I hadn’t even started on Jake's admission paperwork when a razor-thin ER nurse with hair an aberrant shade of red stuck her head in the door and yelled in my general direction: “Hey, ortho! You better not go anywhere – an ambulance is coming in Amber Charlie Three with a girl who just jumped out of a third-storey window. They think she might have a broken back!”
A broken back? What am I supposed to do with that?

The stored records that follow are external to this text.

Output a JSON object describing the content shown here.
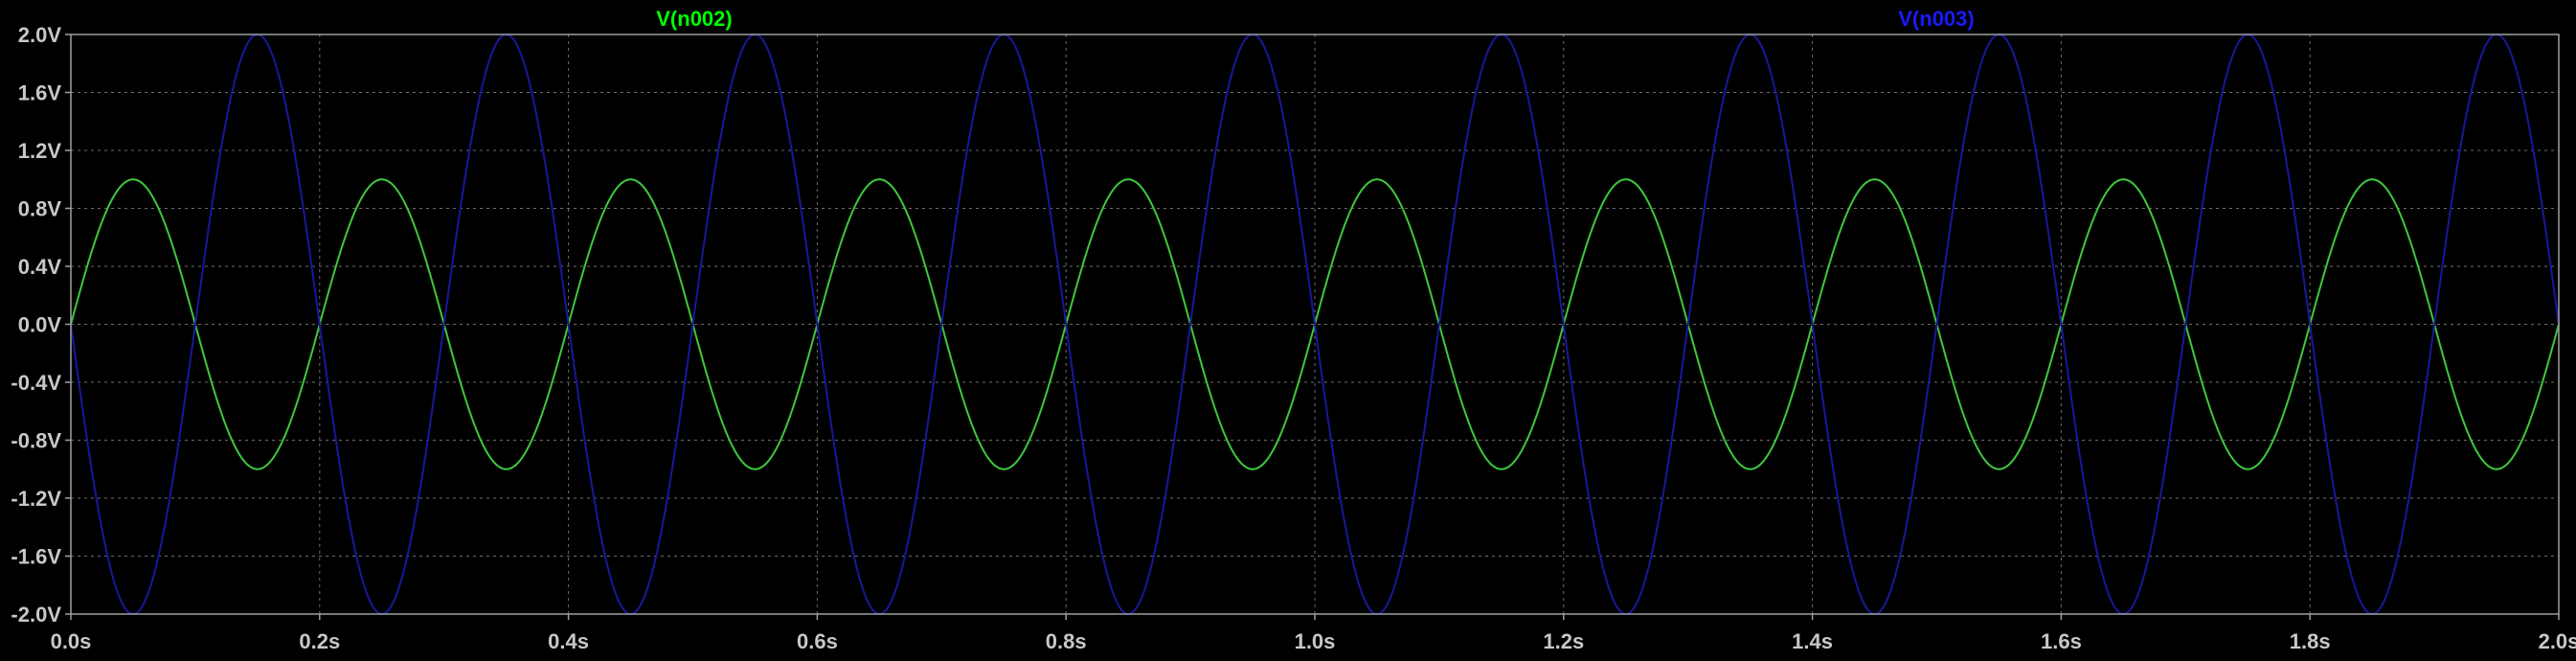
{
  "chart_data": {
    "type": "line",
    "title": "",
    "xlabel": "",
    "ylabel": "",
    "xlim": [
      0.0,
      2.0
    ],
    "ylim": [
      -2.0,
      2.0
    ],
    "grid": true,
    "x_ticks": [
      0.0,
      0.2,
      0.4,
      0.6,
      0.8,
      1.0,
      1.2,
      1.4,
      1.6,
      1.8,
      2.0
    ],
    "x_tick_labels": [
      "0.0s",
      "0.2s",
      "0.4s",
      "0.6s",
      "0.8s",
      "1.0s",
      "1.2s",
      "1.4s",
      "1.6s",
      "1.8s",
      "2.0s"
    ],
    "y_ticks": [
      2.0,
      1.6,
      1.2,
      0.8,
      0.4,
      0.0,
      -0.4,
      -0.8,
      -1.2,
      -1.6,
      -2.0
    ],
    "y_tick_labels": [
      "2.0V",
      "1.6V",
      "1.2V",
      "0.8V",
      "0.4V",
      "0.0V",
      "-0.4V",
      "-0.8V",
      "-1.2V",
      "-1.6V",
      "-2.0V"
    ],
    "series": [
      {
        "name": "V(n002)",
        "color": "#00ff00",
        "line_color": "#3ec83e",
        "waveform": "sine",
        "amplitude": 1.0,
        "frequency_hz": 5,
        "phase_deg": 0,
        "offset": 0.0
      },
      {
        "name": "V(n003)",
        "color": "#1a1aff",
        "line_color": "#18189c",
        "waveform": "sine",
        "amplitude": 2.0,
        "frequency_hz": 5,
        "phase_deg": 180,
        "offset": 0.0
      }
    ]
  },
  "colors": {
    "background": "#000000",
    "grid": "#6e6e6e",
    "frame": "#a0a0a0",
    "tick_label": "#c8c8c8"
  }
}
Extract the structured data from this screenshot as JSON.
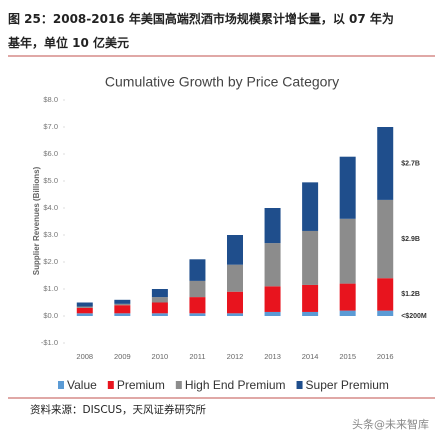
{
  "header": {
    "lines": [
      "图 25：2008-2016 年美国高端烈酒市场规模累计增长量，以 07 年为",
      "基年，单位 10 亿美元"
    ]
  },
  "chart_data": {
    "type": "bar",
    "stacked": true,
    "title": "Cumulative Growth by Price Category",
    "y_label": "Supplier Revenues (Billions)",
    "categories": [
      "2008",
      "2009",
      "2010",
      "2011",
      "2012",
      "2013",
      "2014",
      "2015",
      "2016"
    ],
    "series": [
      {
        "name": "Value",
        "color": "#5b9bd5",
        "values": [
          0.1,
          0.1,
          0.1,
          0.1,
          0.1,
          0.15,
          0.15,
          0.2,
          0.2
        ]
      },
      {
        "name": "Premium",
        "color": "#e8141e",
        "values": [
          0.2,
          0.3,
          0.4,
          0.6,
          0.8,
          0.95,
          1.0,
          1.0,
          1.2
        ]
      },
      {
        "name": "High End Premium",
        "color": "#8c8c8c",
        "values": [
          0.05,
          0.05,
          0.2,
          0.6,
          1.0,
          1.6,
          2.0,
          2.4,
          2.9
        ]
      },
      {
        "name": "Super Premium",
        "color": "#1f4e8c",
        "values": [
          0.15,
          0.15,
          0.3,
          0.8,
          1.1,
          1.3,
          1.8,
          2.3,
          2.7
        ]
      }
    ],
    "ylim": [
      -1,
      8
    ],
    "yticks": [
      {
        "value": -1,
        "label": "-$1.0"
      },
      {
        "value": 0,
        "label": "$0.0"
      },
      {
        "value": 1,
        "label": "$1.0"
      },
      {
        "value": 2,
        "label": "$2.0"
      },
      {
        "value": 3,
        "label": "$3.0"
      },
      {
        "value": 4,
        "label": "$4.0"
      },
      {
        "value": 5,
        "label": "$5.0"
      },
      {
        "value": 6,
        "label": "$6.0"
      },
      {
        "value": 7,
        "label": "$7.0"
      },
      {
        "value": 8,
        "label": "$8.0"
      }
    ],
    "annotations": [
      {
        "series": 3,
        "label": "$2.7B"
      },
      {
        "series": 2,
        "label": "$2.9B"
      },
      {
        "series": 1,
        "label": "$1.2B"
      },
      {
        "series": 0,
        "label": "<$200M"
      }
    ]
  },
  "footer": {
    "source": "资料来源：DISCUS，天风证券研究所",
    "watermark": "头条@未来智库"
  }
}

Sure enough, a minute later the ambulance attendants came bustling in with a teenager on a gurney. They had her trussed up tighter than a Thanksgiving turkey - spine board, cervical collar, sandbags, splints, tape and Velcro. The only part of her that wasn’t immobilized was her mouth, and it worked fine.
“My neck hurts! My left leg is numb! I have to pee!” she squalled at the top of her lungs.
While I was busy wringing my hands and trying not to hyperventilate, the ER doctor examined her in detail. When he was finished he came over to me and said: “She seems to be stable right now. She’s going to need baseline blood work, plus x-rays of her entire spine, pelvis, femurs, ankles and heels. She may also need to go down for a CT scan. Normally I’d look after everything, but I have to do a lumbar puncture on a septic baby and they tell me another ambulance is on its way in with a kid who’s been seizing for 20 minutes. Since this girl’s injuries are primarily orthopedic, I’m going to hand her over to you. Call in your staff guy and maybe even neurosurgery if you need backup.”
If I need backup?
My new acquisition resumed her litany: “My back is sore! My head hurts! Get me off this board!”
I was in the process of trying to decide whether I should have my brain hemorrhage now or later when the Crayola redhead poked her head through the drawn curtains and bellowed: “Hey, ortho! We have two more consults for you! And that teenager you casted earlier is back with his dad – they’re saying his cast is too tight! What the heck kind of cast did you put on his hand, anyway? It looks like a freakin’ beach ball!”